What’s more, she’s sensing stranegness in herself, though it’s nothing like the lupine behaviors of her grandfather, sister, and cousin.
Her grandmother is a witch, making love and death potions out of plants she grows and then sells to villagers. Therefore, the villagers both need but mistrust the Zarrin family, though tolerate them because of their wealth and lineage. El’s mother spends most of her time soaking in the tub, and likes to stay wet, with her clothes soaked through, suckers on her body, and a general disinterest in whatever’s going on in the house.
El’s father is the worst. He is beyond disinterested and almost seems to hate El, though I never quite understood why.
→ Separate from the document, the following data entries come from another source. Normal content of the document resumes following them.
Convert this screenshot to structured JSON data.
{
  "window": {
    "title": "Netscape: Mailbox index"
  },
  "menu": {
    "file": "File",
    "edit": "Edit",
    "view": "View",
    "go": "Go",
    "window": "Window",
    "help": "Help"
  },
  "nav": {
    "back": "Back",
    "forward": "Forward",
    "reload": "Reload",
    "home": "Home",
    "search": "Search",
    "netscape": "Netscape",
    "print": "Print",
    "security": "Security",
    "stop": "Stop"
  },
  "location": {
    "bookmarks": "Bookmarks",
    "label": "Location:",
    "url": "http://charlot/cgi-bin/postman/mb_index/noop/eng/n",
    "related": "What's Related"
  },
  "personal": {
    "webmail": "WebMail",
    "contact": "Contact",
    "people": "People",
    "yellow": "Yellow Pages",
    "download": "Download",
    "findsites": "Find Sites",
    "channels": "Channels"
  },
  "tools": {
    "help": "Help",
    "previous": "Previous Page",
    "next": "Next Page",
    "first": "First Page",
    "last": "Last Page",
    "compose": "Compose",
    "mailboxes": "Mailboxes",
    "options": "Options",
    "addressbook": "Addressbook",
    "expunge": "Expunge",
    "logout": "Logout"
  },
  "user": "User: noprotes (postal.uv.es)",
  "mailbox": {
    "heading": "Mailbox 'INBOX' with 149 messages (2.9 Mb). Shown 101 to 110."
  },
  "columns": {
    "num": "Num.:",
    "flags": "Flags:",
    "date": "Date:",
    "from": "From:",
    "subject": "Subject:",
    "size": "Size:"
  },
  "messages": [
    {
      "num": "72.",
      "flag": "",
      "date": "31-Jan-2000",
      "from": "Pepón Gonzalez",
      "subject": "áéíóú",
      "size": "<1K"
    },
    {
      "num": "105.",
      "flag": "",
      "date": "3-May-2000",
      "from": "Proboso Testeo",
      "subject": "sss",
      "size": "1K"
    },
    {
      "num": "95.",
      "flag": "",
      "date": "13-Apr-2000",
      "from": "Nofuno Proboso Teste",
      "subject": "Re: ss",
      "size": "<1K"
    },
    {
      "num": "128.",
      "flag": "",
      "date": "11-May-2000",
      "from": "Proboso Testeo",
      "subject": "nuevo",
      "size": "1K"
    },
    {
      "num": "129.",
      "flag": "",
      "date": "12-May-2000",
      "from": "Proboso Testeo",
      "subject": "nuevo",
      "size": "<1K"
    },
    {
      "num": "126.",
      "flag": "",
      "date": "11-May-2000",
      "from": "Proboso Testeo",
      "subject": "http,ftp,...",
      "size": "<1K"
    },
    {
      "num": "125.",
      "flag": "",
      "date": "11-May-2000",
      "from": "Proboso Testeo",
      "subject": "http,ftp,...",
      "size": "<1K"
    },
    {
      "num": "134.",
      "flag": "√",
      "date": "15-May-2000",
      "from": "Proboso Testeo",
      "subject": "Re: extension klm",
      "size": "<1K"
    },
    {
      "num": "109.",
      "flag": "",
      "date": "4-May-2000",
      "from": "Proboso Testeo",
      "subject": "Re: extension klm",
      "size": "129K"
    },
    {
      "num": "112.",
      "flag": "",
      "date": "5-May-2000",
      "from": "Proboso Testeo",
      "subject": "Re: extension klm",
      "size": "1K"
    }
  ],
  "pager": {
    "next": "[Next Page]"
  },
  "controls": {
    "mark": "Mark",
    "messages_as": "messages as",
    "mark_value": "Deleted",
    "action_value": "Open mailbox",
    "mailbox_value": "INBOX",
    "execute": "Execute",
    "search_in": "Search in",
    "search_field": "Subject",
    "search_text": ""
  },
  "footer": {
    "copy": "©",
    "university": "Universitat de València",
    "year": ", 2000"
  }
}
Her sister both tries to get close to El, but also seems annoyed with her. El’s cousin is similar to the sister.
Then, El’s maternal grandmother comes to visit, and everything starts going from bad to worse.
All in all, there’s a lot to unpack, and it reminded me of the functional dysfunction of The Munsters, with their odd character cast and strange behaviors. That made it much more fun and quirky, which I ended up enjoying more than I thought I would. With a strange corpse wandering the premises, and villagers coming to visit the house, there is always something going on in the Zarrin home.
The book was described as “terrifying” and “gothic,” but I got neither of those. It’s mostly a good YA read, with a quirky cast of characters and a slew of family secrets.